Department of Otorhinolaryngology, Faculty of Medicine, King Abdulaziz University, Jeddah, Saudi Arabia.
Asian J Neurosurg. 2017 Apr-Jun;12(2):172-179. doi: 10.4103/1793-5482.144188.
Invasive sinonasal aspergillosis is a silently progressive disease that, left untreated, may invade the adjacent intracranial and intra-orbital compartments incurring serious morbidity.
To evaluate our results of a collaborative surgical management plans for patients with invasive sinonasal aspergillosis with orbitocranial extension.
Retrospective study.
Between the years 2000 and 2012, 12 patients with Aspergillus sinusitis with orbitocranial extension were treated at our institution. Preoperative CT and MRI scans were done in all cases and cerebral angiography in two patients with subarachnoid hemorrhage (SAH). Surgical combined transcranial and endonasal approaches to the skull base were considered in all patients. Adjuvant antifungals were administered postoperatively with regular clinical and radiologic follow up.

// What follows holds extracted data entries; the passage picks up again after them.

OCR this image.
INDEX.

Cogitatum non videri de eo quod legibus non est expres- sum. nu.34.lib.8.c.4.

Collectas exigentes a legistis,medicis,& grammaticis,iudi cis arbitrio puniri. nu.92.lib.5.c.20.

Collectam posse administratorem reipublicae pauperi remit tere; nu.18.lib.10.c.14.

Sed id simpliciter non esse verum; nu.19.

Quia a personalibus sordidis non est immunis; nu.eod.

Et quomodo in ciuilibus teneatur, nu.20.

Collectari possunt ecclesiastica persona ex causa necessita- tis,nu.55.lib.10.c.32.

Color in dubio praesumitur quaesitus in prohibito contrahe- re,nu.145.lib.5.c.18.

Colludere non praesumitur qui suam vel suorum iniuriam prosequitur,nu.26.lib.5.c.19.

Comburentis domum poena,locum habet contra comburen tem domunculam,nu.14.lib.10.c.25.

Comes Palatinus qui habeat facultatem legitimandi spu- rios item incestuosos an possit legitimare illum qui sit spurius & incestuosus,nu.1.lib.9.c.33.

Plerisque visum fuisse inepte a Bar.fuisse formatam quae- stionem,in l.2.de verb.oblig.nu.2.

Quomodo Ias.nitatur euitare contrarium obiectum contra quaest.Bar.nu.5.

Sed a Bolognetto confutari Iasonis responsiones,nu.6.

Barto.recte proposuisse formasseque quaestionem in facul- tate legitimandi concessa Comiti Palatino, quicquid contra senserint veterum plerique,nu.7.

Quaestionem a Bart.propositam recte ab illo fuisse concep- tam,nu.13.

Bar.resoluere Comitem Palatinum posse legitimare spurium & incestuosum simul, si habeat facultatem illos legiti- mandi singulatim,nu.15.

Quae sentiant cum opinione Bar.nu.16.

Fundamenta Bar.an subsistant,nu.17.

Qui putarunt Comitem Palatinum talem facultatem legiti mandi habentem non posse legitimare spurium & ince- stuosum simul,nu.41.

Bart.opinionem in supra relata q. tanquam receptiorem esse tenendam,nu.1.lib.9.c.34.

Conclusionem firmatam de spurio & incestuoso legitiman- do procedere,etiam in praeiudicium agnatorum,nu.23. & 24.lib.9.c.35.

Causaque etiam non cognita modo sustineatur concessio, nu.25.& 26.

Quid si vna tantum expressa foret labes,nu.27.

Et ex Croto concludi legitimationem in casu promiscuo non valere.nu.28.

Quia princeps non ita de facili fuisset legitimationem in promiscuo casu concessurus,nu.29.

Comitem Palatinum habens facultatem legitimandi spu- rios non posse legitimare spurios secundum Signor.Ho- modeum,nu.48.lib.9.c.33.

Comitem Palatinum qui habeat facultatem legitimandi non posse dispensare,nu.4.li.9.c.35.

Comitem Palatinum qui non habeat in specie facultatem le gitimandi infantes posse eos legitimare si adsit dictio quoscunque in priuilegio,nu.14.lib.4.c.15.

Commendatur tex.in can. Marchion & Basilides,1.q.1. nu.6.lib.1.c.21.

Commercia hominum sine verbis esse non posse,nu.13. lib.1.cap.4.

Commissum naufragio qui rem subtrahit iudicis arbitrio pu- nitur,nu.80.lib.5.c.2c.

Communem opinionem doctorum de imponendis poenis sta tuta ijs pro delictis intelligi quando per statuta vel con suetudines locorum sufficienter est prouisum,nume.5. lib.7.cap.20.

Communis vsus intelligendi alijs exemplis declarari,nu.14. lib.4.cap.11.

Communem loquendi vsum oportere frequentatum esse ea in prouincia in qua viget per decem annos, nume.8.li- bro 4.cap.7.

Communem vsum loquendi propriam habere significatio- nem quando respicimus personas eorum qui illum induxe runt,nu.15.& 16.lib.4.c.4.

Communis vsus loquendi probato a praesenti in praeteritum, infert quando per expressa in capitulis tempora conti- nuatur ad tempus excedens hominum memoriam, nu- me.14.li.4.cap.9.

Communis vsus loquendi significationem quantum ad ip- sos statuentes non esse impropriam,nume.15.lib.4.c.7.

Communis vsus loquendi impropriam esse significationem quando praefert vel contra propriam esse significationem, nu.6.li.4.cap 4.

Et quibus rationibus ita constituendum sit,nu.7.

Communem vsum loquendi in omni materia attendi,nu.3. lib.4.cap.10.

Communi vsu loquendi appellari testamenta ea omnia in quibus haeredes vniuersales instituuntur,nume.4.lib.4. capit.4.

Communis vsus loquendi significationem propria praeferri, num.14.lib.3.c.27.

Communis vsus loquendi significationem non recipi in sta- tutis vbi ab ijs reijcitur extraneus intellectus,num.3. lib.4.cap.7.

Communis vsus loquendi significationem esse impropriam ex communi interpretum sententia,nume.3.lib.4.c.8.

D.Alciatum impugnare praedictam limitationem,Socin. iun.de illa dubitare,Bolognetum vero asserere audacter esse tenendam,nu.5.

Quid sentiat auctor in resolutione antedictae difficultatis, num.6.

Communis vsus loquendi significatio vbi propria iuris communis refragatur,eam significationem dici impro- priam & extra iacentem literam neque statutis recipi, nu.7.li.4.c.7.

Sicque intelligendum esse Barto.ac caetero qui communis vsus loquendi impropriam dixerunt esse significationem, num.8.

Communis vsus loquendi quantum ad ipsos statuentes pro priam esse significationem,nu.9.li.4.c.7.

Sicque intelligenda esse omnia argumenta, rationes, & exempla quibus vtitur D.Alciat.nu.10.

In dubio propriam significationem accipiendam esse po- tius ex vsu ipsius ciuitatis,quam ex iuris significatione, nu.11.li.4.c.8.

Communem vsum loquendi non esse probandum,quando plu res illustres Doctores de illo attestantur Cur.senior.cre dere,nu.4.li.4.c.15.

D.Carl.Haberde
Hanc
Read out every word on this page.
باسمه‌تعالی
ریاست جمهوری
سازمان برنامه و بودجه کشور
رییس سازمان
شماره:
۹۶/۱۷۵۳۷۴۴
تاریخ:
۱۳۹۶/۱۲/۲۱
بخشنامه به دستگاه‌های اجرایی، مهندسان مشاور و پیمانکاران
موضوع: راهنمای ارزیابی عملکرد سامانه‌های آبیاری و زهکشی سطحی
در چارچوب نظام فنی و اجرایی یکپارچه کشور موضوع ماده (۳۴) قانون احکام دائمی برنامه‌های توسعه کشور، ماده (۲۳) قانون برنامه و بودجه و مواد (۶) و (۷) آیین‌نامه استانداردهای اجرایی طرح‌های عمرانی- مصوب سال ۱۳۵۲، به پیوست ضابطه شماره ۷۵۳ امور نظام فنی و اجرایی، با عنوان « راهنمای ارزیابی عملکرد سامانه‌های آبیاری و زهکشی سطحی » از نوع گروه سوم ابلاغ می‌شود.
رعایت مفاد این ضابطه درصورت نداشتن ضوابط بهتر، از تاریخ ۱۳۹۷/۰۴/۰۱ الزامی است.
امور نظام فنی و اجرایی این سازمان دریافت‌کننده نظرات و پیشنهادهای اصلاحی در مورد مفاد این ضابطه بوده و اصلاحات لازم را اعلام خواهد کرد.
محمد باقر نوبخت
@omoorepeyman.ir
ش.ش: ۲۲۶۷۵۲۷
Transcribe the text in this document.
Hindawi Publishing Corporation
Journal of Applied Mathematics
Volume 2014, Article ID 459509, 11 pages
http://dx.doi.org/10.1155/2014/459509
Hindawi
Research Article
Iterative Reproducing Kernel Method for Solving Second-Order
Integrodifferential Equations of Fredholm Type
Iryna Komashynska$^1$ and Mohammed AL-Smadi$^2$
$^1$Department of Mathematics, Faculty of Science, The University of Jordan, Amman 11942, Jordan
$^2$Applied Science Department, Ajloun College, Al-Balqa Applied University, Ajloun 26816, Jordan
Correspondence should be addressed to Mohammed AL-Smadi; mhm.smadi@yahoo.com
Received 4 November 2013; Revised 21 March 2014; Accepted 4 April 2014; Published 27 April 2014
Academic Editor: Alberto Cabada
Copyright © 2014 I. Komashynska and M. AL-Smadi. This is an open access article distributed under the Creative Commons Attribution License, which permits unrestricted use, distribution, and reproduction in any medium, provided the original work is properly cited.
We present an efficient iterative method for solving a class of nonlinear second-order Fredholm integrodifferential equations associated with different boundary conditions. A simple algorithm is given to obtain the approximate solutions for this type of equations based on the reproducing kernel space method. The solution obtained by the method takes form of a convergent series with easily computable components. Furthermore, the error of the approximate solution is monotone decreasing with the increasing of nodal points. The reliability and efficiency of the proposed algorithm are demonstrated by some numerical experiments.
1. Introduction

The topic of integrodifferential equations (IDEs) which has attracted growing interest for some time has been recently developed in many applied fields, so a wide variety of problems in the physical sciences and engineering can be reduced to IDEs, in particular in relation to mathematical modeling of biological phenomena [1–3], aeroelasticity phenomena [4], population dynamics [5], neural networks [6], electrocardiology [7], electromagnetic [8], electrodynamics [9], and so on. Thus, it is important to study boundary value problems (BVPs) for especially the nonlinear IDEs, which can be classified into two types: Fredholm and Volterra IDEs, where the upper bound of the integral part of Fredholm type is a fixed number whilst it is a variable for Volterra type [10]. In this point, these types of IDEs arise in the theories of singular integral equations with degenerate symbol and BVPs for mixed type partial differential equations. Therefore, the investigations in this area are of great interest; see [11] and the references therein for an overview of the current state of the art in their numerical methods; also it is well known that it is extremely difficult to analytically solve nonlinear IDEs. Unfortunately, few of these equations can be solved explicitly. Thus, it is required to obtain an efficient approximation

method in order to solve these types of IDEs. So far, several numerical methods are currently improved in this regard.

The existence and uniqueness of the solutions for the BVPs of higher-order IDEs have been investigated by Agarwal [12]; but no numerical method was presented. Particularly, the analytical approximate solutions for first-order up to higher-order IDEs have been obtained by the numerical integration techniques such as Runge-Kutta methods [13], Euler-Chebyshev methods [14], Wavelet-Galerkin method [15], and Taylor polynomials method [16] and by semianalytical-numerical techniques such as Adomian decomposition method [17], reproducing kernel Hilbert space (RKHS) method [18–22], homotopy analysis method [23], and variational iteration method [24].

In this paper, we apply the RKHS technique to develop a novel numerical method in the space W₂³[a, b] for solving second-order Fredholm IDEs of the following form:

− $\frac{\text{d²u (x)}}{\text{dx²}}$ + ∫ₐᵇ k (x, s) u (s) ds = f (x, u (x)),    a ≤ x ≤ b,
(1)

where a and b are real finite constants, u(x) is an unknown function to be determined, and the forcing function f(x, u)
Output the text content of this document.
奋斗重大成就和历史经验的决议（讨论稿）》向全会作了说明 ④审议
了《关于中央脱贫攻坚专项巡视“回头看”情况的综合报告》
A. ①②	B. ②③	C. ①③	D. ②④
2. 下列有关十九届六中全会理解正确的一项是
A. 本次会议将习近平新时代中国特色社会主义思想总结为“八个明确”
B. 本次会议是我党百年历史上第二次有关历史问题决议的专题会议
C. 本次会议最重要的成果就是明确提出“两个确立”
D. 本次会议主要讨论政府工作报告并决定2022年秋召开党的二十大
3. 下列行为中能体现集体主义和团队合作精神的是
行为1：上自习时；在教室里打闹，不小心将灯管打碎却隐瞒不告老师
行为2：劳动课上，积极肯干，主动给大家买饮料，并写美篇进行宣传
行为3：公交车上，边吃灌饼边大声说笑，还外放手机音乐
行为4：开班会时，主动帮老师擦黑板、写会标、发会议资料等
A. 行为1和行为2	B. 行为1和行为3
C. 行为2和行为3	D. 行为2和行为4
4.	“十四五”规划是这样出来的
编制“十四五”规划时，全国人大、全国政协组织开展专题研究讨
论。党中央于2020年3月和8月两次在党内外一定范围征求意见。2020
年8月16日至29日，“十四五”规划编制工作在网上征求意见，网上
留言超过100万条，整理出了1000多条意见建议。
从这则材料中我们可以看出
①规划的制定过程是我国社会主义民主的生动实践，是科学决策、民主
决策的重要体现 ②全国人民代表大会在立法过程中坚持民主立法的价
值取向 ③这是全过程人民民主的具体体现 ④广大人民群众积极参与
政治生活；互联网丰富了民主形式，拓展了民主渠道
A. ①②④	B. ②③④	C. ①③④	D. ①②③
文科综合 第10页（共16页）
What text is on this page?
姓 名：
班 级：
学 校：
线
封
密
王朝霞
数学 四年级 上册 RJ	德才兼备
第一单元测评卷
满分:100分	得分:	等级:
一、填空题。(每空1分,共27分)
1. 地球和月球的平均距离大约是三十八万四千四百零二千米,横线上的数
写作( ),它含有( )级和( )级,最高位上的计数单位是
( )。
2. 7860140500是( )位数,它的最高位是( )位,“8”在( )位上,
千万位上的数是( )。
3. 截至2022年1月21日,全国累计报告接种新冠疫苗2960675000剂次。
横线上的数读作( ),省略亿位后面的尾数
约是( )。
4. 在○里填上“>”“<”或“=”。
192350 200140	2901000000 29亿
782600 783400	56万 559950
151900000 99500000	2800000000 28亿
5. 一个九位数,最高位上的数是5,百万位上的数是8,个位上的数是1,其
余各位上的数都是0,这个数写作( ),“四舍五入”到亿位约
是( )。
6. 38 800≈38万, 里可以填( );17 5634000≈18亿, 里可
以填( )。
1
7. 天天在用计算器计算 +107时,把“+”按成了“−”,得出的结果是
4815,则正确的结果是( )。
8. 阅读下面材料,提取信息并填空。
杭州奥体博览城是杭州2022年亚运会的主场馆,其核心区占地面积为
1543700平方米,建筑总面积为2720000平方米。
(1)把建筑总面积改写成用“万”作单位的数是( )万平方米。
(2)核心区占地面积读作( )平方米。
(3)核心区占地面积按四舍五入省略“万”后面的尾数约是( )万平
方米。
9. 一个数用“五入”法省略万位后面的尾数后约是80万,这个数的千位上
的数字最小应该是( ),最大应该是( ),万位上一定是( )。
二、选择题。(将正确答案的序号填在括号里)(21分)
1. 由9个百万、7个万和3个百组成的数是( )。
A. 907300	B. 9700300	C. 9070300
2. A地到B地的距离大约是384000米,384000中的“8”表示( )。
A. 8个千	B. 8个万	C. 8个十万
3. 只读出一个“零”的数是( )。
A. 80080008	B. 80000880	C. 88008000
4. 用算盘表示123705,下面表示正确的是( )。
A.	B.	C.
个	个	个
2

All cases had a long history of headache and nasal obstruction ( = 12). Five presented with unilateral proptosis, one with meningitis, one with epilepsy, two with SAH, and one patient presented with trigeminal neuralgia. Craniotomy alone was chosen for the patients with isolated sphenoiditis ( = 2) while a combined cranial and endonasal approach was elected for the other patients ( = 10). Adjuvant antifungal therapy was used for 3-12 months. Patients were followed up clinically and radiologically for an average 36-month period (range = 12-50 months) with disease eradication achieved in eight patients (67%). Two died as consequence to SAH. Follow up also showed that three patients (25%) had sinunasal recurrence requiring evacuation through an endonasal approach.
Surgical intervention, with adjuvant antifungal therapy, aiming for safe total removal of the fungal burden, whenever feasible, has a major role in the management of invasive sinonasal aspergillosis with orbitocranial extension with minimal morbidity and good outcomes.
侵袭性鼻窦曲霉菌病是一种渐进性疾病,若不治疗,可能会侵犯相邻的颅内和眶内间隙,导致严重的发病率。
评估我们对侵袭性鼻窦曲霉菌病伴眶颅扩展患者的联合手术治疗方案的结果。
回顾性研究。
2000年至2012年间,我院治疗了12例伴有眶颅扩展的曲霉菌性鼻窦炎患者。所有病例均进行了术前CT和MRI扫描,2例蛛网膜下腔出血(SAH)患者进行了脑血管造影。所有患者均考虑采用经颅和鼻内联合入路至颅底。术后给予辅助抗真菌药物治疗,并定期进行临床和影像学随访。
所有病例均有长期头痛和鼻塞病史(n = 12)。5例出现单侧眼球突出,1例出现脑膜炎,1例出现癫痫,2例出现SAH,1例出现三叉神经痛。单纯蝶窦炎患者(n = 2)选择开颅手术,其他患者(n = 10)选择颅鼻联合入路。辅助抗真菌治疗持续3 - 12个月。对患者进行了平均36个月(范围 = 12 - 50个月)的临床和影像学随访,8例患者(67%)疾病根除。2例因SAH死亡。随访还显示,3例患者(25%)鼻窦复发,需要通过鼻内入路清除。
手术干预联合辅助抗真菌治疗,尽可能安全地完全清除真菌负荷,在侵袭性鼻窦曲霉菌病伴眶颅扩展的治疗中起着重要作用,发病率低,效果良好。